The teacher said mean things in class about slavery and capitalism, which Williamson took as some kind of mania -- "it was, for reasons that remain mysterious to me, very important to her — plainly urgent to her — that the American story be one of disappointment, betrayal, and falling short of our founding ideals" -- rather than an appropriate curriculum for sprats raised on blind patriotism and TV. As for Ivins, well, Williamson finds her a "lazy" writer (yeah, I know! Kevin D. Williamson!) and also mean to America like that commie schoolmarm, plus Ivins was born into money, which means her Argument is Invalid because liberals are hypocrites unless they're dirt-poor day-laborers, a kind of credentialing conservatives never apply to themselves because they're saved by Grace or some shit. (At present, they seem to offload their lingering need for prole-cred onto J. D. Vance and with affectations of concern for the poor white citizens of Fishtown.)
I don't think Williamson was thinking too hard about where he was going when he wandered into this dark wood, because eventually he tells us that while "a nation needs its Twains and Menckens" (though why we need them, despite his aversion to liberal scolds, he never tells us), nonetheless -- get this --
But they are only counterpoints: They cannot be the leading voice, or the dominant spirit of the age. That is because this is a republic, and in a republic, a politics based on one half of the population hating the other half is a politics that loses even if it wins...
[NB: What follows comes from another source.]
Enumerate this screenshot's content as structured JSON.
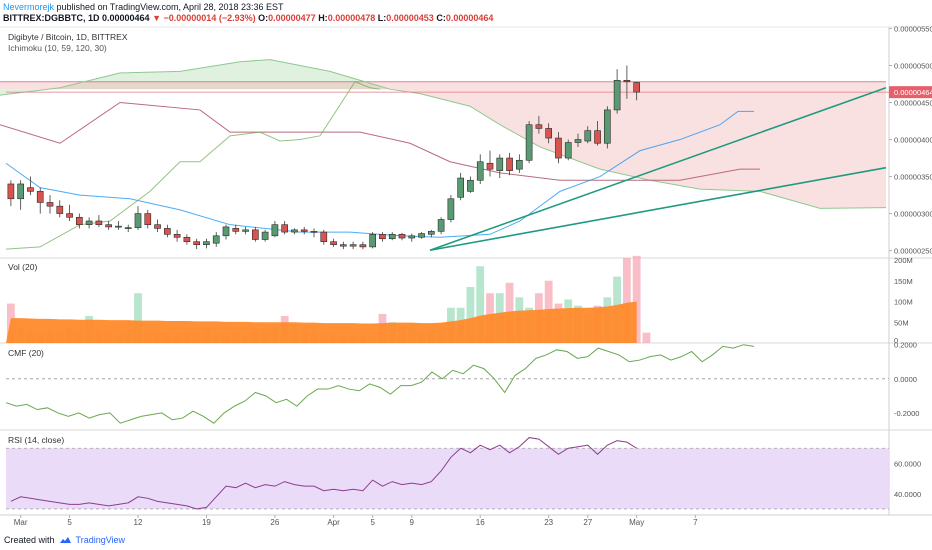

If you happen to be Mark Twain, that sort of thing is good for a laugh, and maybe for more than a laugh. But it isn’t enough. “We must not be enemies,” President Lincoln declared, and he saw the republic through a good deal worse than weak GDP growth and the sack of a Libyan consulate.Again, yeah, Kevin D. Williamson -- who has said that President Obama is "neck-deep in blood" because of abortion, that liberals are racist because they prefer successful Scandinavian socialism to unsuccessful Latin American socialism (and also because he projects his own fear of blacks onto them), and who famously looked at poor white communities in America and said, "The truth about these dysfunctional, downscale communities is that they deserve to die" -- now wants to bind up the nation's wounds! But first we must turn away from satire and anything that's divisive and entertaining, except National Review articles, and vote for Trump to stop Clinton but don't tell anybody about it because it's déclassé
Well, there's one bright side to this: for a while we may not have to hear how great P.J. O'Rourke is supposed to be.